My advice to Professor Edmundson is to read the following books and articles and to consider taking D525 - Introduction to Distance Education Systems through Indiana University's Master of Science in Adult Education program to experience what a good online course is like.

Recommended Reading:

              *Clark-Ibanez, M., & Scott, L. (2008). Learning to teach online. Teaching Sociology, 36(1), 34-41.  
               *Conrad, R., & Donaldson, J. A. (2004). Engaging the online learner: Activities and resources for   creative instruction (1st ed.). San Francisco, CA: Jossey-Bass.

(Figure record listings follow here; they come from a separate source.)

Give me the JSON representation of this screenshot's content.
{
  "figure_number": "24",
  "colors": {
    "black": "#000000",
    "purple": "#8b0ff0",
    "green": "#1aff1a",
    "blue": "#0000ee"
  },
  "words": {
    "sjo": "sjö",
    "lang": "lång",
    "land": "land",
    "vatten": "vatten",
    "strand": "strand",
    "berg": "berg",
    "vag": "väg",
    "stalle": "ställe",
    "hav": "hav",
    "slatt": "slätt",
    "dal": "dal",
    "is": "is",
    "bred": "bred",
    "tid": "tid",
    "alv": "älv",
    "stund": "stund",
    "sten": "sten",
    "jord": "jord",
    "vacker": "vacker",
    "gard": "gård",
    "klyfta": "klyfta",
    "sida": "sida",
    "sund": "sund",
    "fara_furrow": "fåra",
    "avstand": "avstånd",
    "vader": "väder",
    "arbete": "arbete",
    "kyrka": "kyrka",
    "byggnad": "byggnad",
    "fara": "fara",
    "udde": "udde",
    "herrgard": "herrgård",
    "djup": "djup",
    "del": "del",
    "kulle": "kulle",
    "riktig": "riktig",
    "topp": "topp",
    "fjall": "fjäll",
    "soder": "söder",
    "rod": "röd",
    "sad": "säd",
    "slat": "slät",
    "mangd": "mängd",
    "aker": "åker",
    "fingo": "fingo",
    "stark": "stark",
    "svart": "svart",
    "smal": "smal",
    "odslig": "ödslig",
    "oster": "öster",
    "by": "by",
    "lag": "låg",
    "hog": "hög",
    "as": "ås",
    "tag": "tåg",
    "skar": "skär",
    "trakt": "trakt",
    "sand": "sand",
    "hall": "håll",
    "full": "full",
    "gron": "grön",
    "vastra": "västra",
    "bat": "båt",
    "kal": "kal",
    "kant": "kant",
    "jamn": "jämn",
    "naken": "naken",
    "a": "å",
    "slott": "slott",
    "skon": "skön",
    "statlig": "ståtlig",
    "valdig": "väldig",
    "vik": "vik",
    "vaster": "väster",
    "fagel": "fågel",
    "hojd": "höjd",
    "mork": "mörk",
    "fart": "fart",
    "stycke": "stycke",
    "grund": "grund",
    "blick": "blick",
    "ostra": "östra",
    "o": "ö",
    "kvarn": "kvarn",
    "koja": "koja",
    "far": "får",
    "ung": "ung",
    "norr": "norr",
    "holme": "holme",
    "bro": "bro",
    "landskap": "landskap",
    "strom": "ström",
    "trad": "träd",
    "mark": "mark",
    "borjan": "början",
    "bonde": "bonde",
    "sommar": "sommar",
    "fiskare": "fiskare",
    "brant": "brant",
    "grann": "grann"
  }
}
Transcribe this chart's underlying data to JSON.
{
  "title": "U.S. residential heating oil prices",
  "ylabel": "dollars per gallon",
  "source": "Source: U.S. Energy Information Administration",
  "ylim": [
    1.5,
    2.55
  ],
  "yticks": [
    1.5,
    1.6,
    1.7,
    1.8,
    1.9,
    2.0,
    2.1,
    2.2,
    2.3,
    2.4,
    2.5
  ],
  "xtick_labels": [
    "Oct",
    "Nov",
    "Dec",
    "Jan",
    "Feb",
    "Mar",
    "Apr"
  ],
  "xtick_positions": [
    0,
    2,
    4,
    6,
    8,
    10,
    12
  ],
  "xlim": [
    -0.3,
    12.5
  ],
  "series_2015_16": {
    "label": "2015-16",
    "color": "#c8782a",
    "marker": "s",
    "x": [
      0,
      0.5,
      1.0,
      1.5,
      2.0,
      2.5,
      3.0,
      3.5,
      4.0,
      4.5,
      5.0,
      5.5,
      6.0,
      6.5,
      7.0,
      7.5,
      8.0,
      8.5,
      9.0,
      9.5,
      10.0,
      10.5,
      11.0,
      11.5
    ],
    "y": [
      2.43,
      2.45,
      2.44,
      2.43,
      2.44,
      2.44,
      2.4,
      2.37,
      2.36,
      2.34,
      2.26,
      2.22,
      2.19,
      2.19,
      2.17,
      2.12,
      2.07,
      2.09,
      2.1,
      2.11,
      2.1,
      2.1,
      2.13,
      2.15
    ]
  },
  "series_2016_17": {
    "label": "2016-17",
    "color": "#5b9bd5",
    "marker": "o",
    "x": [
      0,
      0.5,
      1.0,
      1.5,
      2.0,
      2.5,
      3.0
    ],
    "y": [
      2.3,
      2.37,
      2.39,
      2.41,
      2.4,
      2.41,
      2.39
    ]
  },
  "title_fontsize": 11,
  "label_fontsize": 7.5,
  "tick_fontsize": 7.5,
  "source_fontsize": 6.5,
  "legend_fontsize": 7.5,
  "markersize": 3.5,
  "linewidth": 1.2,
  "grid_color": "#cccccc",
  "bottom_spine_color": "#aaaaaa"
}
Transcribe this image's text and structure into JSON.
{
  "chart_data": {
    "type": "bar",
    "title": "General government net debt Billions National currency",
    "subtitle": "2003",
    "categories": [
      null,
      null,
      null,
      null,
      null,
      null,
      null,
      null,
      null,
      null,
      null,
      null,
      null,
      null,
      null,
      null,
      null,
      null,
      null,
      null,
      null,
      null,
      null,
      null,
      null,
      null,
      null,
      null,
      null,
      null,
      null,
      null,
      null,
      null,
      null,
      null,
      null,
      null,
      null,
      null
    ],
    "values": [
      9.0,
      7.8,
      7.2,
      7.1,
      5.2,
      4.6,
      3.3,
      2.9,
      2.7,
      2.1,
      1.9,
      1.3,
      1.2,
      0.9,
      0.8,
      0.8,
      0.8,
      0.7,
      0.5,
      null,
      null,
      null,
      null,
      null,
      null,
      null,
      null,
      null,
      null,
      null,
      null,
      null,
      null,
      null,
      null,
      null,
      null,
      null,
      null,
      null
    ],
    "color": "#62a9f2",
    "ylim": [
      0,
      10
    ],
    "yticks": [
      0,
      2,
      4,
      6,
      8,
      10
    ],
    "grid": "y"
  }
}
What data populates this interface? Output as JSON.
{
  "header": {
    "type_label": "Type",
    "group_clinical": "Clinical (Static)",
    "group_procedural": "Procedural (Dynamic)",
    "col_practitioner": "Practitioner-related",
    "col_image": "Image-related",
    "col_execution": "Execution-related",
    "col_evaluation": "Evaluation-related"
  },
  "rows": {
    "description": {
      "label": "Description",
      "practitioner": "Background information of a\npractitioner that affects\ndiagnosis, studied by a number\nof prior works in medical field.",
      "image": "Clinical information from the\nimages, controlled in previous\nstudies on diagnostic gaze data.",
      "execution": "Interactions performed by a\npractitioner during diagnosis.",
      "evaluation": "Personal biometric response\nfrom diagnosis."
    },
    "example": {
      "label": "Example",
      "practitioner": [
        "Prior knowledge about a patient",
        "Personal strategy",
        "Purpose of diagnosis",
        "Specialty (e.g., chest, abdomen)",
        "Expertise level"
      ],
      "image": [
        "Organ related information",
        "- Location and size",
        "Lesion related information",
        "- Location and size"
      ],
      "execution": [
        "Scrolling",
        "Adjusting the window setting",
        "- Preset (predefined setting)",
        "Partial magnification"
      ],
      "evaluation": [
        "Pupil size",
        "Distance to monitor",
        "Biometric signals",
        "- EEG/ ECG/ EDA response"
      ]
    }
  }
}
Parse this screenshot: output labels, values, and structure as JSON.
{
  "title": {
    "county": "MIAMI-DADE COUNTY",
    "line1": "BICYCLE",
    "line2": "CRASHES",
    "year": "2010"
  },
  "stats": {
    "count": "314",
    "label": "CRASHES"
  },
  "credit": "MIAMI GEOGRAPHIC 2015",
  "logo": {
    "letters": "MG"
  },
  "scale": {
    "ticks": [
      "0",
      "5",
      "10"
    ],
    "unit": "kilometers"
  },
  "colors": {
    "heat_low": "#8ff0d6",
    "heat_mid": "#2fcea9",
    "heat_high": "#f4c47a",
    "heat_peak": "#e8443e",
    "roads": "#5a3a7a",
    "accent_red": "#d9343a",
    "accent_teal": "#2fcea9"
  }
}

              * Gonzalez, C. (2009). Conceptions of, and approaches to, teaching online: A study of lecturers teaching postgraduate distance courses. Higher Education, 57(3), 299-314. doi:10.1007/s10734-008-9145-1  

              *Guri-Rosenblit, S. (2009). Distance education in the digital age: Common misconceptions and challenging tasks. Journal of Distance Education, 23(2), 105-122.  

               *Larreamendy-Joerns, J., & Leinhardt, G. (2006). Going the distance with online education. Review of Educational Research, 76(4), 567 -605. doi:10.3102/00346543076004567
          
               * Liebowitz, J. (2003). Teach people skills totally online? College Teaching, 51(3), 82-85.  
               
               *Lynch, M. M. (2002). The online educator: A guide to creating the virtual classroom. New York, NY: Routledge.  
  
               *Palloff, R. M., & Pratt, K. (2007). Building online learning communities: Effective strategies for the virtual classroom (2nd ed.). San Francisco, CA: Jossey-Bass.  

               *Porter, L. R. (2010). Developing an online educational curriculum: Technologies and techniques. Hershey, PA: Information Science Publishing.  
  
              *Selwyn, N., Gorard, S., & Furlong, J. (2005). Adult learning in the digital age: Information technology and the learning society (New edition.). New York, NY: Routledge.